Support OMW 1.4 #2899

ekaf · 2021-11-29T13:29:23Z

This PR adapts the multilingual functions in wordnet.py to use the new OMW-data 1.4 (nltk/nltk_data#171), the recent release of the Open Multilingual Wordnet.

The directory structure of the new nltk_data/corpora/omw package has a slightly different layout, where each folder name indicates the provenance of any number of wordnets included in the corresponding folder.

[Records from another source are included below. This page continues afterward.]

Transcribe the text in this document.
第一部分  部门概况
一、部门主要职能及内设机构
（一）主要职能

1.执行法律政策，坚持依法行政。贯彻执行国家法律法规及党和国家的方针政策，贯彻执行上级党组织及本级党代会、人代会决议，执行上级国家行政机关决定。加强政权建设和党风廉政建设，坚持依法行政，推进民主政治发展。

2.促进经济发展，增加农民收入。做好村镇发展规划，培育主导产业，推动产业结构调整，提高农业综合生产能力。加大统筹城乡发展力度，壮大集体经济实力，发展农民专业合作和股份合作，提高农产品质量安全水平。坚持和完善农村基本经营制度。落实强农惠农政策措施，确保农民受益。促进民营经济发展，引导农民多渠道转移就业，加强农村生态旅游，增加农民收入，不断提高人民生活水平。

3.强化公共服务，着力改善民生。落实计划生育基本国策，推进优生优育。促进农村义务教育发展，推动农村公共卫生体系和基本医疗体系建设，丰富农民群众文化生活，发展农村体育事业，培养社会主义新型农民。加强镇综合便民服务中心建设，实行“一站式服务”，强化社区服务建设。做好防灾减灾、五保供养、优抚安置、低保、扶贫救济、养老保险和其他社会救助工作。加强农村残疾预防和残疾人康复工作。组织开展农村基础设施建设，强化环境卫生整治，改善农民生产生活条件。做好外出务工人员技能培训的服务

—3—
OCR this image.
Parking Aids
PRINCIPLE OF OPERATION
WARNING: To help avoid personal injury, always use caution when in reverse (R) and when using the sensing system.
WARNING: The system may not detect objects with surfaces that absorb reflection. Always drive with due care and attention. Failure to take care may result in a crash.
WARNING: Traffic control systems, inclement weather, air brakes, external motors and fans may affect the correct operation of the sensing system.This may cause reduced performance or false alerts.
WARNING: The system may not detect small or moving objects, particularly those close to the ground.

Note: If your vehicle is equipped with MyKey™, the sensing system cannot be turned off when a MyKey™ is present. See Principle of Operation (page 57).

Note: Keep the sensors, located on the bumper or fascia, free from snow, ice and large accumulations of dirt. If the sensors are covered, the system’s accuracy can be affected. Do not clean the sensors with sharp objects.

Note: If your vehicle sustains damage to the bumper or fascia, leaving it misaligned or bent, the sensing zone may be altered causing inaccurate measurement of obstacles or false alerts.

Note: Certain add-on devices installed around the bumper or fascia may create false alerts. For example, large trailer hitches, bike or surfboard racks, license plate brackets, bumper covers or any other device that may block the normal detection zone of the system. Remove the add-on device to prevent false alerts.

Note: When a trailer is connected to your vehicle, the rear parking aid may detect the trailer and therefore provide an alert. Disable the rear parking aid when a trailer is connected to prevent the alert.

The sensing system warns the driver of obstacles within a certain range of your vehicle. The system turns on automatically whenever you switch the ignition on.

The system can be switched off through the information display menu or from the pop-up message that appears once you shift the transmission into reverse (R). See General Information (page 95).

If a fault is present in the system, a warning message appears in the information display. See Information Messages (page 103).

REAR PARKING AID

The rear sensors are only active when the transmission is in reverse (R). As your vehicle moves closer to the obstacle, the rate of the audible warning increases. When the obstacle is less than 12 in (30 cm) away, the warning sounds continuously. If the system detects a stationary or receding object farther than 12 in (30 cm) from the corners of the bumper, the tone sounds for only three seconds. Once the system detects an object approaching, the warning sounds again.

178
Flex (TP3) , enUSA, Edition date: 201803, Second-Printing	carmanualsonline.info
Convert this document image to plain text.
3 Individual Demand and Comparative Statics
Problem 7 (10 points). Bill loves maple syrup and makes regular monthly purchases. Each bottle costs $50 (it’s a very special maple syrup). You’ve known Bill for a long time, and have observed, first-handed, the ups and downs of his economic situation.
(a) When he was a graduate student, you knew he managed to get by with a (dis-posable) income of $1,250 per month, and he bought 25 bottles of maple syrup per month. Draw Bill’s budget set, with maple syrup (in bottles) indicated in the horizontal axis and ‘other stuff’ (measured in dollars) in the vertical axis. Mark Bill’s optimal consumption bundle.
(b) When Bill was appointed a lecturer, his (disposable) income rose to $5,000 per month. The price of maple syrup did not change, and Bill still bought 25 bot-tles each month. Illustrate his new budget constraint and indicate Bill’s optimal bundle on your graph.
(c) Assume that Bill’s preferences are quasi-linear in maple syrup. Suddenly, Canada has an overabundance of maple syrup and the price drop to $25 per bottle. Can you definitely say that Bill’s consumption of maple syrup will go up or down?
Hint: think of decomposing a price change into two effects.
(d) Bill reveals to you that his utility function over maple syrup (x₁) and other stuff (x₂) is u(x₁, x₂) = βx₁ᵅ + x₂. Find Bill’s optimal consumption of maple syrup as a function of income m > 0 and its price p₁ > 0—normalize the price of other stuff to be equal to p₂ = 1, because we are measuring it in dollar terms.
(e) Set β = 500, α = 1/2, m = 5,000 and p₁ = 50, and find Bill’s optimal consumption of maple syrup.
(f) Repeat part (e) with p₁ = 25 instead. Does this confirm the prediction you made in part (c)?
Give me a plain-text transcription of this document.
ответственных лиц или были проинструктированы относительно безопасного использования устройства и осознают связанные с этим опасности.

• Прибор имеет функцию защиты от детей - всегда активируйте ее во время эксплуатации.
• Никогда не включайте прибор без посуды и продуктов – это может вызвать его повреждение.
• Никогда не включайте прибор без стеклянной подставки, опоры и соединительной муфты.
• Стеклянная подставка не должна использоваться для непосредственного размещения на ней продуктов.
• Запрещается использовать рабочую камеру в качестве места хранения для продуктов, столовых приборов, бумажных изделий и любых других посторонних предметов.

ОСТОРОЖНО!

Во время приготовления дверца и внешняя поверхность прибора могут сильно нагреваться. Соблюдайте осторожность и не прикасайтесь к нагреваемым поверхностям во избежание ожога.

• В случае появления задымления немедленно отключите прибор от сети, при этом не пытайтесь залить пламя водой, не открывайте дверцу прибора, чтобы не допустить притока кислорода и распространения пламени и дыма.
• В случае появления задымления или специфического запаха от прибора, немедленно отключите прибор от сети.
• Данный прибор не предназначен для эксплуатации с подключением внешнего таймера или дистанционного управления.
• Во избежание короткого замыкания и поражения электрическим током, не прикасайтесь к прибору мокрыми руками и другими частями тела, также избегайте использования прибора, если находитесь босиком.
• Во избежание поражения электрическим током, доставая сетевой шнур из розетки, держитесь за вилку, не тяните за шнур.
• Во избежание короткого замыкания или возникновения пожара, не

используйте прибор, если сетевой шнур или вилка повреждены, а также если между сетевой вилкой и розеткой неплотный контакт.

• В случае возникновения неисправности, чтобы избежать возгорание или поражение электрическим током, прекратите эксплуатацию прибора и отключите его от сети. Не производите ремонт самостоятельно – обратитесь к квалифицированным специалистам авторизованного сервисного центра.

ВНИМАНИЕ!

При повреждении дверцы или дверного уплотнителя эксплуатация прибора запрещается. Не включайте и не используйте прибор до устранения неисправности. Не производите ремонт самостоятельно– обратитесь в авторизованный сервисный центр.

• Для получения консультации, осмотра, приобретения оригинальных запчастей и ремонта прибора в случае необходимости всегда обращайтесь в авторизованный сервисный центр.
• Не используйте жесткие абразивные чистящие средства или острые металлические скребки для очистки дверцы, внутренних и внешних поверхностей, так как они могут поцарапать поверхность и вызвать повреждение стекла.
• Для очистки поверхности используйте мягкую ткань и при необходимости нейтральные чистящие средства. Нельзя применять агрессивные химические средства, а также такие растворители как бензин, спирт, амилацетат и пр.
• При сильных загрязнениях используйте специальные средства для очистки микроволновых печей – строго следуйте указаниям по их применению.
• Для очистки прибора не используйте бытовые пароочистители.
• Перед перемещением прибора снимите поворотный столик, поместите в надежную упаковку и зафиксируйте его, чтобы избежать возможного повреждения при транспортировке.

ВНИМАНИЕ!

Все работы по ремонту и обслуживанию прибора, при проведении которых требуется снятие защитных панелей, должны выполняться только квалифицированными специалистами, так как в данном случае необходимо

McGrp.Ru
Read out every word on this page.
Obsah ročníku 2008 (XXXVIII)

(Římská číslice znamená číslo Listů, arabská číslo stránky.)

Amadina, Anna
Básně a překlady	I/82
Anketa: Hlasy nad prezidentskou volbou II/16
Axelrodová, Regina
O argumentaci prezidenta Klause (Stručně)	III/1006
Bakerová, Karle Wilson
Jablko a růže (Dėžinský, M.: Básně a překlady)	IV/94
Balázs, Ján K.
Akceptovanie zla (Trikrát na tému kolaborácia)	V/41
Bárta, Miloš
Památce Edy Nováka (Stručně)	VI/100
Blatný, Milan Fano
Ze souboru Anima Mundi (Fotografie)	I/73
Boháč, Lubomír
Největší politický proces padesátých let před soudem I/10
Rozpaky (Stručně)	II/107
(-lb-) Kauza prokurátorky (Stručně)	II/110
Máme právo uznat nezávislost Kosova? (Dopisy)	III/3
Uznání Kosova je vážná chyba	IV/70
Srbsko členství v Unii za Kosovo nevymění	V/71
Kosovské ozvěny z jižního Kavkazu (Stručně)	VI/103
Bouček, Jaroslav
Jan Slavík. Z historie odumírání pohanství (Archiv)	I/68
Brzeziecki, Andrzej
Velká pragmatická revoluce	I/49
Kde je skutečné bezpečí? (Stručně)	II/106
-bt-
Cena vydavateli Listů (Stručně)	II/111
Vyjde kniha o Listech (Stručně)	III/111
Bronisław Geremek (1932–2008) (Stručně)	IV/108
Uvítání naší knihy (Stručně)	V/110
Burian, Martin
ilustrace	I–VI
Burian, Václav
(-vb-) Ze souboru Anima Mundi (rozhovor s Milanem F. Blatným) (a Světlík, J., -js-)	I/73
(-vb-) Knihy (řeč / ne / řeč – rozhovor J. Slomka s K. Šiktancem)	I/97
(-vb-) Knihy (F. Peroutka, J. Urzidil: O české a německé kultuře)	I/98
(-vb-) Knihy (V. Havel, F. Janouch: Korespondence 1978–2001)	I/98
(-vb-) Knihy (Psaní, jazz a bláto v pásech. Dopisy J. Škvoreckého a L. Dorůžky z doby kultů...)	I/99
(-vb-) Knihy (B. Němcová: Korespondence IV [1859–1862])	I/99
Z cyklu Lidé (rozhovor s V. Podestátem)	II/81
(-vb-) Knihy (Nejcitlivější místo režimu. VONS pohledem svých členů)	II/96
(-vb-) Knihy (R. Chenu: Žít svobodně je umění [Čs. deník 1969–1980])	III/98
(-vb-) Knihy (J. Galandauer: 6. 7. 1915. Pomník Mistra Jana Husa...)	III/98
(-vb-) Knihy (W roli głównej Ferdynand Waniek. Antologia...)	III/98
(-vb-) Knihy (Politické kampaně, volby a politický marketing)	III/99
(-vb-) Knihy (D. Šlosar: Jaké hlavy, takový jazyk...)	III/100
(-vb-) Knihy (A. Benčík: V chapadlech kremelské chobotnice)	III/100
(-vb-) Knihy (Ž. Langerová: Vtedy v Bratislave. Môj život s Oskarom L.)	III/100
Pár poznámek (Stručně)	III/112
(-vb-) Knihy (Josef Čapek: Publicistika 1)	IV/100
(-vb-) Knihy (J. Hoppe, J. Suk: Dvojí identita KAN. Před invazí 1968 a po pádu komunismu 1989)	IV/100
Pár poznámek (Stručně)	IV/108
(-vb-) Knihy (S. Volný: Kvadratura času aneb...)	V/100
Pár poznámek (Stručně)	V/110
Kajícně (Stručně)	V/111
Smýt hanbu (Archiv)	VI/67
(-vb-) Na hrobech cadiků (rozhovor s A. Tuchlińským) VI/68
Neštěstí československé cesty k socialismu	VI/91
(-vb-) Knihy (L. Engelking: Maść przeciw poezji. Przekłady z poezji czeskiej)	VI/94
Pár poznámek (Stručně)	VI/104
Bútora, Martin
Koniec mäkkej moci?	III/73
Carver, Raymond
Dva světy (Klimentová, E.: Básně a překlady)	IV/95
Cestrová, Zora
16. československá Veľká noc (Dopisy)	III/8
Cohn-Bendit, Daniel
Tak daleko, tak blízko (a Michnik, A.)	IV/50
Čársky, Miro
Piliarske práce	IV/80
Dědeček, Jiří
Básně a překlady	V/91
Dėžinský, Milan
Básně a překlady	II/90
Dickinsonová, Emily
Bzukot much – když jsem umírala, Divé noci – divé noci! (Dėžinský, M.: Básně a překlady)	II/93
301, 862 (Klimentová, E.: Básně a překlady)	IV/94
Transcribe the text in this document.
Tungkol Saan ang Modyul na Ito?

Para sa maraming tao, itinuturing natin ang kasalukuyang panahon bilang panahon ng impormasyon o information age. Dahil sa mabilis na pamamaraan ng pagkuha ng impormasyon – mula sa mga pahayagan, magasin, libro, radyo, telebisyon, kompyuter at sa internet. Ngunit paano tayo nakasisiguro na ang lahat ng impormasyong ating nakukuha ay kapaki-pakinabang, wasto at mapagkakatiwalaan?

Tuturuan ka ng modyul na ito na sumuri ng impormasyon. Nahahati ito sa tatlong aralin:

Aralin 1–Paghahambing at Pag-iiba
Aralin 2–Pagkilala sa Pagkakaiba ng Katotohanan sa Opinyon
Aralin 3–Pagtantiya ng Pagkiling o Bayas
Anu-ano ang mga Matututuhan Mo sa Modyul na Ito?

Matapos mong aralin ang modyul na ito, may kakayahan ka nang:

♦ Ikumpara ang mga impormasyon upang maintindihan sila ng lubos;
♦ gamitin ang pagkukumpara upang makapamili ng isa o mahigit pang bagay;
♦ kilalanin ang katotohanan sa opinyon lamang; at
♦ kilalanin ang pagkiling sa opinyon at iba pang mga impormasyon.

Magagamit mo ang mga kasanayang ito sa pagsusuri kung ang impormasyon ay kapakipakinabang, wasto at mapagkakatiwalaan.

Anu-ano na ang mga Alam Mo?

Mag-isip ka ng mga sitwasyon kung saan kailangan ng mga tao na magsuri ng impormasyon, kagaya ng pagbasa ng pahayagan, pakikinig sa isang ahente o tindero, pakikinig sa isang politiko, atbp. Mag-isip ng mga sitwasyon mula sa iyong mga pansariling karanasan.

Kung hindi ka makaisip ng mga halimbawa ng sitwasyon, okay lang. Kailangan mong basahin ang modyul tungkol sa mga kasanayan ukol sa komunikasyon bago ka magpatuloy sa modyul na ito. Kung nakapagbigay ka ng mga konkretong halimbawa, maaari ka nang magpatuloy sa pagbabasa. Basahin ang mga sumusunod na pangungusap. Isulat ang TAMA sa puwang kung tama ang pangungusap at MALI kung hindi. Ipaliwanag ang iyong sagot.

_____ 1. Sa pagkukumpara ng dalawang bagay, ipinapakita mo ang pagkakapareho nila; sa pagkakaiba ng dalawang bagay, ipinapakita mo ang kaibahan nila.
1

For English and Italian, OMW now includes wordnets from two different provenances, so the lang parameter needs to eventually encode the provenance, in cases where more wordnets exist for the same language.

Also, in addition to lemmas, some wordnets in OMW 1.4 now also include definitions (def) and examples (exe).

This PR supports both the new and the old omw formats.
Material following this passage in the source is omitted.